What are the responsibilities and job description for the Site Reliability Engineer position at Socure?
What The Role Is
The Senior SRE will be a key member of the Platform Engineering team. The Senior SRE will work alongside Product, Data Science and Infrastructure engineering teams and focus on improving observability and reliability of our core infrastructure.
What You’ll Do:
- Will be focused on scaling and tooling the observability platform across Socure products and infrastructure.
- Advise engineering teams on observability topics.
- Participate in 24x7 on call rotation for production incidents.
- Resolve and drive production incidents to resolution.
- Drive blameless postmortems
- Build dashboards to provide insights and visibility into critical metrics.
- Maintain alerting pipeline to ensure the right things are being alerted on.
What You'll Bring:
- 5 years of experience in Software or Platform Engineering.
- Expert understanding of Linux systems.
- Significant experience setting up Observability products such as Datadog, Grafana and Prometheus.

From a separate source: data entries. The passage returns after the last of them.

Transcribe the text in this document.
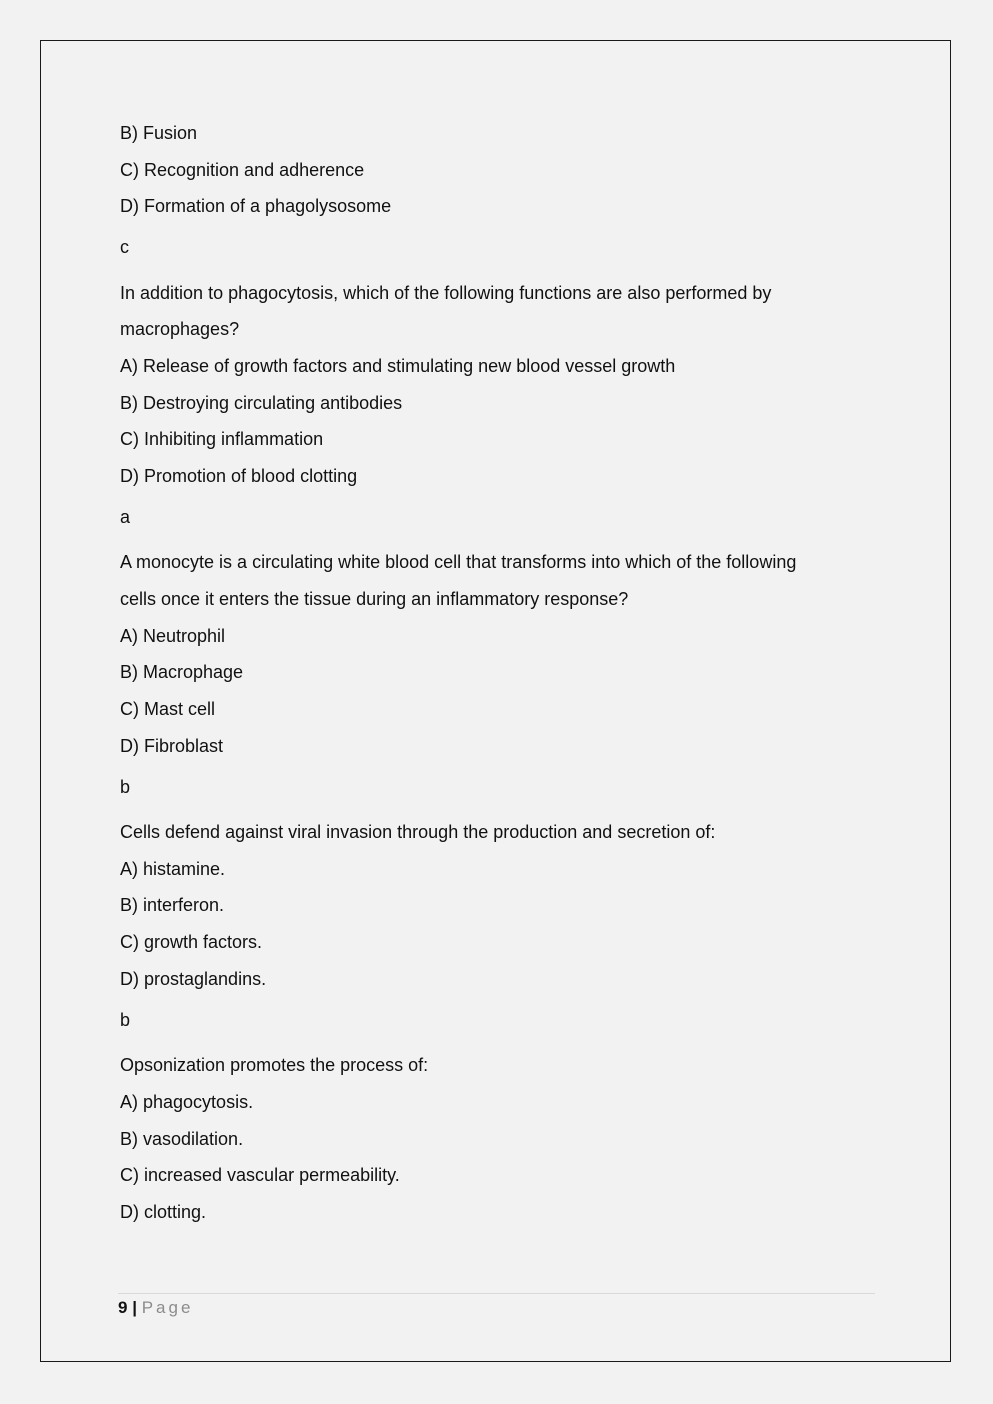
B) Fusion
C) Recognition and adherence
D) Formation of a phagolysosome
c
In addition to phagocytosis, which of the following functions are also performed by
macrophages?
A) Release of growth factors and stimulating new blood vessel growth
B) Destroying circulating antibodies
C) Inhibiting inflammation
D) Promotion of blood clotting
a
A monocyte is a circulating white blood cell that transforms into which of the following
cells once it enters the tissue during an inflammatory response?
A) Neutrophil
B) Macrophage
C) Mast cell
D) Fibroblast
b
Cells defend against viral invasion through the production and secretion of:
A) histamine.
B) interferon.
C) growth factors.
D) prostaglandins.
b
Opsonization promotes the process of:
A) phagocytosis.
B) vasodilation.
C) increased vascular permeability.
D) clotting.
9 | Page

- Expert understanding and experience with K8S, terraform and one of the major public clouds preferably AWS.
- Experience with modern CI/CD platforms.
- Experience troubleshooting and driving production incidents.
- Proficient in at least one programming language.
- Good understanding of SLI, SLO and SLAs
- Good understanding of complex architectures.
- Be comfortable working with multiple teams.
We are an equal opportunity employer and value diversity of all kinds at our company. We do not discriminate on the basis of race, religion, color, national origin, gender, sexual orientation, age, marital status, veteran status, or disability status.